Similar problems exist in other areas,for example in the visual arts,with all the directors of the National Galleries coming from outside Scotland and major exhibitions being curated from Scotland with no Scottish paintings represented!

However as Alasdair Gray observed, these appointments are made by people in Scotland, so maybe one of the questions we should ask is how are these appointing boards selected, and should they be democratised to reflect more the artists and the community they serve? At present they are often composed of people from business and the great and the good, plus some people from the arts they serve.

Of course making cuts in an era of constrained budgets is never easy,and we should point out that the Scottish Government has largely protected spending on the arts, whereas the English Arts Council has face major cuts.

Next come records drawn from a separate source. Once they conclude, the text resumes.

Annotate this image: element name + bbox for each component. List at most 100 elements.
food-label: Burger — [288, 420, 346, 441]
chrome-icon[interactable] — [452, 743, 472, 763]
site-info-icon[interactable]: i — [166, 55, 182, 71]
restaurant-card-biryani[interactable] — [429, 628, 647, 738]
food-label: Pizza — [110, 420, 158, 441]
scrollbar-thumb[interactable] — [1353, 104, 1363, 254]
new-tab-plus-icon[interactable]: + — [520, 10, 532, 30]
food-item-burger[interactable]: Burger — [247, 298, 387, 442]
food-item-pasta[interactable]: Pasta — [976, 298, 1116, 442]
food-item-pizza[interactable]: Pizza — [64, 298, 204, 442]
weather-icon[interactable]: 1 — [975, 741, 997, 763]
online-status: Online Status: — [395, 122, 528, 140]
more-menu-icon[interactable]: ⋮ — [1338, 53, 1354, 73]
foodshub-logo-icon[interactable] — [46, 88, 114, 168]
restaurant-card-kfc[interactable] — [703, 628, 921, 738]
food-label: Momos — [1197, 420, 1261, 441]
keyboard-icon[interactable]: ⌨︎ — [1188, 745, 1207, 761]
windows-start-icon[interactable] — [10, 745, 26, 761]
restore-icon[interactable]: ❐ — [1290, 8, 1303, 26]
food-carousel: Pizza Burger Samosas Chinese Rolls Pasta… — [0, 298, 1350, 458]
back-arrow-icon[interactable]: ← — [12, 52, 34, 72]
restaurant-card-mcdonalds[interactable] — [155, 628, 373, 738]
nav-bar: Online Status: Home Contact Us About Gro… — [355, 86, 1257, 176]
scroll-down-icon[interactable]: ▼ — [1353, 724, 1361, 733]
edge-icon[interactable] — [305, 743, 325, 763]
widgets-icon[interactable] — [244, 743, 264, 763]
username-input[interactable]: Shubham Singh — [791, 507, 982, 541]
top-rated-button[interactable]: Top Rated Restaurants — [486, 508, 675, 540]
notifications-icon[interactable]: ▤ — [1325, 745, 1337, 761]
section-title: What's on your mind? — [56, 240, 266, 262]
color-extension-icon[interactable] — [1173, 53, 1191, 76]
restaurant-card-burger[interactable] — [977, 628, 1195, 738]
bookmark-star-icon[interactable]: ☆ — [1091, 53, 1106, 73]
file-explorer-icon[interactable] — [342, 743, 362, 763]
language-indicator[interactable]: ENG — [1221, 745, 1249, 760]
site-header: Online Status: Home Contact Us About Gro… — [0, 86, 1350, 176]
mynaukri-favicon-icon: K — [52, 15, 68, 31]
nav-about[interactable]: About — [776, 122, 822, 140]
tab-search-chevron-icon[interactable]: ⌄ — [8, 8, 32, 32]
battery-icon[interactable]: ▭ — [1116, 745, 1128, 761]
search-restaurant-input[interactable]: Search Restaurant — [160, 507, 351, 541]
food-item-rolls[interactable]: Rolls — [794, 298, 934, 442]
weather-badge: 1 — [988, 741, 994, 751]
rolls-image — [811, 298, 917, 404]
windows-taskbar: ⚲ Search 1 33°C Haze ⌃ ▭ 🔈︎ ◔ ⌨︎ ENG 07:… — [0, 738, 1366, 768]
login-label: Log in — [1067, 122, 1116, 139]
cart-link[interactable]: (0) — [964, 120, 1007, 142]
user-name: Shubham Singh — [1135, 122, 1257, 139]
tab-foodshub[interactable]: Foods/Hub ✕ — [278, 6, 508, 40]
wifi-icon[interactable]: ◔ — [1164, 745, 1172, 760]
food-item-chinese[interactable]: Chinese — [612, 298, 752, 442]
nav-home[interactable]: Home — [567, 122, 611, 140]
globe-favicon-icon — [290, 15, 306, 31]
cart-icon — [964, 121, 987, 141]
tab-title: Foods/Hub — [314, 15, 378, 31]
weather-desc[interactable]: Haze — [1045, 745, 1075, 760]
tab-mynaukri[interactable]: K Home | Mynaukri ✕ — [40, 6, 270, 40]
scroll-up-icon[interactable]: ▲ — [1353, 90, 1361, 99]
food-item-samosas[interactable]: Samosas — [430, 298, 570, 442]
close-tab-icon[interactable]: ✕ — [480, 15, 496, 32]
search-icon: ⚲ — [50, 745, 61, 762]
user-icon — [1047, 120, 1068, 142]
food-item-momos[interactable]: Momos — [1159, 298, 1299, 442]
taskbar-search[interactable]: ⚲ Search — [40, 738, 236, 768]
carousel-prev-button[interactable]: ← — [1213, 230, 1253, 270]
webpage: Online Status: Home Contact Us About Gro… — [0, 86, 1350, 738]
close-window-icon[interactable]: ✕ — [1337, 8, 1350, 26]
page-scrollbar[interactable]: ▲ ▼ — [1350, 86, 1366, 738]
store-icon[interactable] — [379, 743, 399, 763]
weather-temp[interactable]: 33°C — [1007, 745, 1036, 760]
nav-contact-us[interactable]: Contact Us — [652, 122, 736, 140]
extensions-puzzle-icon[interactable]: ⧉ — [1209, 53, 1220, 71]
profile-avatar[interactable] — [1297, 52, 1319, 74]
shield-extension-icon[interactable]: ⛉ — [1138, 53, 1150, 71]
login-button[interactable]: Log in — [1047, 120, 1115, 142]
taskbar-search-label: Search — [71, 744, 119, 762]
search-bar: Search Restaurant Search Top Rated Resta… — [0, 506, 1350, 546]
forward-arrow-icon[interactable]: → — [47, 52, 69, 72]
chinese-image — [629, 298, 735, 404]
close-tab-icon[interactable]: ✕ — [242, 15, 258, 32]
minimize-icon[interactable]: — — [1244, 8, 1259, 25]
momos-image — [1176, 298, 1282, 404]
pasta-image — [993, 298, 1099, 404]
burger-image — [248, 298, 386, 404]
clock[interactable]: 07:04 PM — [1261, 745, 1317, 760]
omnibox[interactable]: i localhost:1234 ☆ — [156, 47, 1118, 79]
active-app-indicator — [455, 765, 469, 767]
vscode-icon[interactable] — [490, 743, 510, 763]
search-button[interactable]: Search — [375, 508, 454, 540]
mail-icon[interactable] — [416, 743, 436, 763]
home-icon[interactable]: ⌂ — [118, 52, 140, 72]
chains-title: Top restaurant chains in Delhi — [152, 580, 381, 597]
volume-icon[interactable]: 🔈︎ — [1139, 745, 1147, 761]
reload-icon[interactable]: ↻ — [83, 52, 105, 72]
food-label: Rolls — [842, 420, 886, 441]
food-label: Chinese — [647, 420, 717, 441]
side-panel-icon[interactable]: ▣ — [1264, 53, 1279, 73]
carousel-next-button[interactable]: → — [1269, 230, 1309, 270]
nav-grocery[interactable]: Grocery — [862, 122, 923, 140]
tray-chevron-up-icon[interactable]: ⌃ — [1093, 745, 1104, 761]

However in its major cuts to theatre, in particular the axing of Scottish Youth Theatre which has many powerful friends, Janet Archer may have created a perfect storm.

The solution could be a much bigger arts budget but of course in an era of even more savage cuts from our Westminster paymasters this is unlikely. So my suggestion in the meantime is let us scrap Creative Scotland this would save us a few million, and place the large companies into the national funding scheme which already administers grants to many of the major companies. The remaining budget should be given to local authorities, ring-fenced for local spending on the arts. It’s not perfect but at least they would know where their local theatres are.

* Hugh Kerr was previously an MEP who served on the Culture Committee of the European Parliament.